Trump said he “absolutely” planned to testify in his hush money trial. So what changed?

Donald Trump’s opportunity to testify in his historic hush money criminal trial came and went Tuesday morning, when the former president decided not to take the stand to defend himself against charges related to a $130,000 payment to a porn star.

Trump’s defense team concluded its case after calling only two witnesses, including Robert Costello, a lawyer and Trump ally who was called to undermine Michael Cohen’s credibility.

Whether or not the former president would testify was a key question on everyone’s lips even before the trial began, an issue that was exacerbated by Trump’s earlier hints that he would do so.

For weeks, the former president played a game of will-they-won’t-they with reporters over the matter.

In early April, he told reporters that he would “absolutely” testify.

“I don’t know, I’m testifying. I tell the truth,” she said before the trial began. “I mean, all I can do is tell the truth. And the truth is that there is no case, they have no case.”

He later doubled down, telling reporters outside the New York courtroom that he wanted to take the stand.

But later, after seven days of the trial, he changed his mind and said he would do it “if necessary.”

“Well, I would if I had to. At this point, I don’t know if you’ve heard of today. Today was just amazing,” he told Newsmax.

Former President Donald Trump (center) sits in Manhattan Criminal Court with his attorneys Emil Bove (left) and Todd Blanche on May 21. (AP)
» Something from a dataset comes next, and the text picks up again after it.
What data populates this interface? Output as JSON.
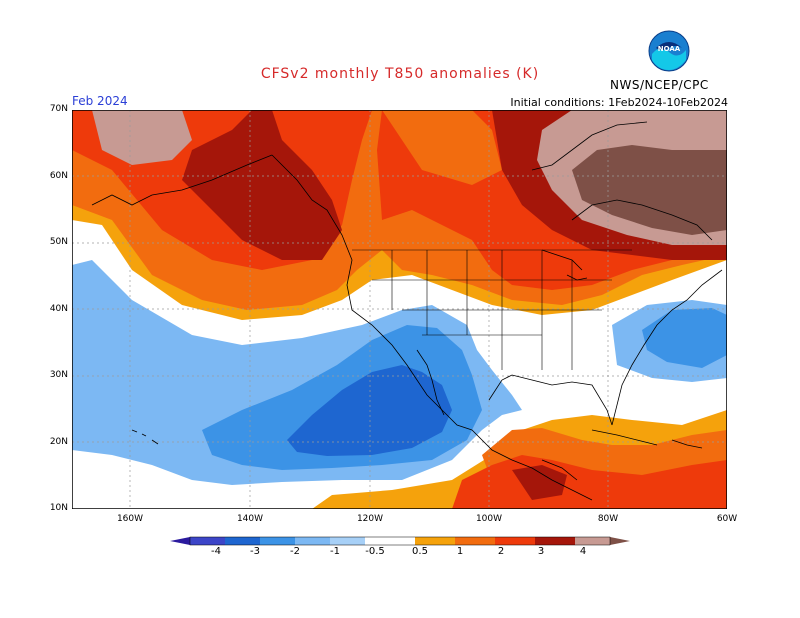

“People say (the experts, I mean the jurists and experts), they say, ‘What kind of case is this?’ There is no case’.”

Legal experts previously warned that Trump’s decision to testify could easily be used against him, given his history of speaking freely.

It is unclear whether Trump decided not to testify on the advice of his lawyers or for other reasons.
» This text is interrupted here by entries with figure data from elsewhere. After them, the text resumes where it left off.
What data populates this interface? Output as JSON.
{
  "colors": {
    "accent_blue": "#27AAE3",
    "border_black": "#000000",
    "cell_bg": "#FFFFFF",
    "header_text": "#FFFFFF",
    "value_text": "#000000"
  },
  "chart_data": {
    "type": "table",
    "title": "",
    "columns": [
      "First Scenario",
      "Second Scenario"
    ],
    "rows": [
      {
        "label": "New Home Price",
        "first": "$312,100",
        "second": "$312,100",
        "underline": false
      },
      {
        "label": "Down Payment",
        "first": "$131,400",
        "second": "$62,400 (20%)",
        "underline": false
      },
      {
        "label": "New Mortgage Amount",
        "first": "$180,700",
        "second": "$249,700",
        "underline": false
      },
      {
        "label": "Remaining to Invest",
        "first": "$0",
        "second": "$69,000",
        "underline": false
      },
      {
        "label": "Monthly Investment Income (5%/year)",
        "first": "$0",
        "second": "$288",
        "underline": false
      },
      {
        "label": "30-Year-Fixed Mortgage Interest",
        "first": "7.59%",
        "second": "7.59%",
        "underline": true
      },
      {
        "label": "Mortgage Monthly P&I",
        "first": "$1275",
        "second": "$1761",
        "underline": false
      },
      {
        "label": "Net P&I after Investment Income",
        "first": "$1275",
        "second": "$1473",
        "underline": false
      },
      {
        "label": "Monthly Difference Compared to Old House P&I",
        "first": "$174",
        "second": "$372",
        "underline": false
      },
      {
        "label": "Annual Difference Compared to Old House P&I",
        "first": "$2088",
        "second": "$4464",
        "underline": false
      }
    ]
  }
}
But it’s not necessarily surprising.

During his civil fraud trial in New York last year, he took a similar step when he withdrew from testifying hours before he was expected to return to the stand.

Trump had already taken the stand once in the civil trial.

During that appearance, he struggled to maintain his composure and resorted to admonishing the judge overseeing the case, the prosecutor, his political rivals and his own lawyers. Instead of answering questions directly, she took the opportunity to rant about his personal feelings about the case.

After that testy period, he took to Truth Social to announce that he would not be returning to the stand.

When the former president testified in his defamation trial before E. Jean Carroll, he also received strict instructions about what he could and could not say. He again went rogue.

Former President Donald Trump testifies as he takes the stand in E Jean Carroll’s second civil trial (REUTERS)

“The most important thing when someone testifies is their ability to control themselves, and we’re talking about someone with a history of being the opposite of control when speaking publicly,” said Steve Duffy, a jury consultant with Trial Behavior Consulting. The independent last month.

Whether or not Trump made the right decision this time remains to be seen.

The former president’s fate will soon be in the hands of a jury of 12 New York residents.

After more than four weeks of evidence and testimony, both sides have rested and final statements are expected to begin next week.

Trump is charged with 34 counts of falsifying business records to cover up hush money payments made by his former attorney Cohen to adult film star Stormy Daniels to buy her silence about an alleged 2006 affair in the days before the 2016 presidential election. He has pleaded not guilty and denies the matter.